12 Eylül´ de Kürtçenin yasaklanmasının topluma ne yararı olmuştur. Kürtçeyi yasaklayarak sündürme politikaları izleyenler istedikleri gibi bir sonuç mu? Almışlardır. Yasaklı dönemde kürt orjinli santçılarımızın kasetleri tezgah altı tabiri ile piyasada 1 milyon gibi rakamlar ile satışlar elde etmiştir. Ne varki rahmetli Özal´ın döneminde demokratik olarak bir serbesti gelişmiş, bu kaset satışları düşüş göstermiştir. Güneydoğuda devletin halkına sunacağı mesaj okuma-yazma oranı düşük olan kesime dil sorunu gibi nedenlerle ulaşmaması bölgede illegal yapılanmaların ürünü olan roj tv için istismarı besletmiştir. Fakat eleştirlmesine rağmen TRT Şeş bu istismar alanını da yavaş yavaş kapatmaktadır. 12 Eylül´de yasaklanan kürtçe köy isimleri ve birey isimleri bu hususta korkusu olanların düşüncelerinin aksine daha fazla yasaktan beslenmiştir. Dün kürtçeden korkan çevreler yasakla bi yol alabileceklerini iddia etmişler ve hükümetimizin Diyarbakır´da açacağı kürtçe kursları bile eleştirmişlerdir ama bugün bakıyoruz açılan kurlar rağbet görmekte sıkıntı çekiyordur. Çözümü başka yerlerde aramanın kimseye faydası olmayacaktır.

 


Dağa bölgedeki gelişmenin ve hizmetin duyurulması örgütün tasfiyesi için önemli katkı sağlayacaktır


Dağdaki 5-10 bin civarı teröristin tasfiyesi için bölgedeki halkın, ailelerin, vatandaşlarımızın, dağda örgütçe kandırılmış olan insanlara Güneydoğu ´daki kalkınmayı , gelişmeyi, eğitim, sağlık ve sosyal hizmetleri aktarmasının katkısı ile olumlu sonuçlar doğuracağını bekliyoruz. İnsanlarımızı yıllarca istismar çevreleri bölgenin yol, su, elektrik, sağlık imkanları eksiklikleri noktasında sürekli tahrik ettiler.Güneydoğu da sürekli bu odaklar bir yara var ise onu kaşıma yönünde hareket edip dağa çıkış için teşvikte bulunmuşlardır. Dağda iki tip örgüt mensubu var eyleme karışmış ve eyleme karışmamış olmak üzere.Bu doğrultuda terör örügütünün bir an önce devletimizin adaletine teslim olmalarını ve tecelligahının sonuçlarını kabul etmelerini yararlarına olacağını belirtmek istiyorum.

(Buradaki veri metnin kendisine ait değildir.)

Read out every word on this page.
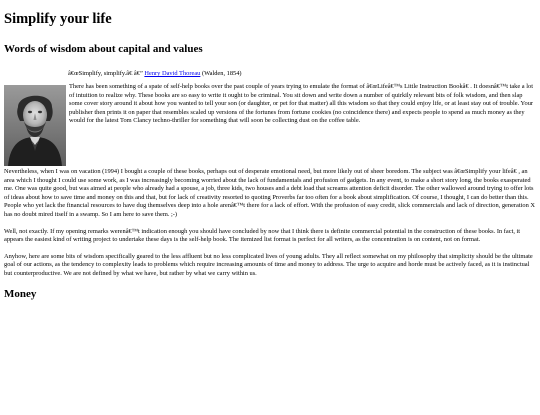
Simplify your life
Words of wisdom about capital and values
â€œSimplify, simplify.â€ â€” Henry David Thoreau (Walden, 1854)

There has been something of a spate of self-help books over the past couple of years trying to emulate the format of â€œLifeâ€™s Little Instruction Bookâ€ . It doesnâ€™t take a lot of intuition to realize why. These books are so easy to write it ought to be criminal. You sit down and write down a number of quirkily relevant bits of folk wisdom, and then slap some cover story around it about how you wanted to tell your son (or daughter, or pet for that matter) all this wisdom so that they could enjoy life, or at least stay out of trouble. Your publisher then prints it on paper that resembles scaled up versions of the fortunes from fortune cookies (no coincidence there) and expects people to spend as much money as they would for the latest Tom Clancy techno-thriller for something that will soon be collecting dust on the coffee table.

Nevertheless, when I was on vacation (1994) I bought a couple of these books, perhaps out of desperate emotional need, but more likely out of sheer boredom. The subject was â€œSimplify your lifeâ€ , an area which I thought I could use some work, as I was increasingly becoming worried about the lack of fundamentals and profusion of gadgets. In any event, to make a short story long, the books exasperated me. One was quite good, but was aimed at people who already had a spouse, a job, three kids, two houses and a debt load that screams attention deficit disorder. The other wallowed around trying to offer lots of ideas about how to save time and money on this and that, but for lack of creativity resorted to quoting Proverbs far too often for a book about simplification. Of course, I thought, I can do better than this. People who yet lack the financial resources to have dug themselves deep into a hole arenâ€™t there for a lack of effort. With the profusion of easy credit, slick commercials and lack of direction, generation X has no doubt mired itself in a swamp. So I am here to save them. ;-)

Well, not exactly. If my opening remarks werenâ€™t indication enough you should have concluded by now that I think there is definite commercial potential in the construction of these books. In fact, it appears the easiest kind of writing project to undertake these days is the self-help book. The itemized list format is perfect for all writers, as the concentration is on content, not on format.

Anyhow, here are some bits of wisdom specifically geared to the less affluent but no less complicated lives of young adults. They all reflect somewhat on my philosophy that simplicity should be the ultimate goal of our actions, as the tendency to complexity leads to problems which require increasing amounts of time and money to address. The urge to acquire and horde must be actively faced, as it is instinctual but counterproductive. We are not defined by what we have, but rather by what we carry within us.

Money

Bizi bölücülük ile itham edenler Türkiye´nin belli bölge ve ideolojisinde siyaset yapmaktadırlar


AK Parti haritada baktığınızda yurdun dört bir yanına dağılmış bir yapıdadır. MHP, CHP ve DTP ise sahil, güney ve iç kesimlerde sıkışmış vaziyettedir. Bu da gösteriyor ki, AK Parti Türkiye´nin ve Milletin partisidir. Etnik bir bölgenin, belli bir kesimin, sadece belli bir ideolojinin partisi değildir.Hal böle ise nereden bölücü olduğumuzu çıkartmaktadırlar. Aksine bu siyasi partilerimiz zümreci, etnitist ve ideoloji taraftarı olduğu aşikar ise bizi itham ettikleri ile doğrudan kendileri muhattap olma durumunda kalırlar.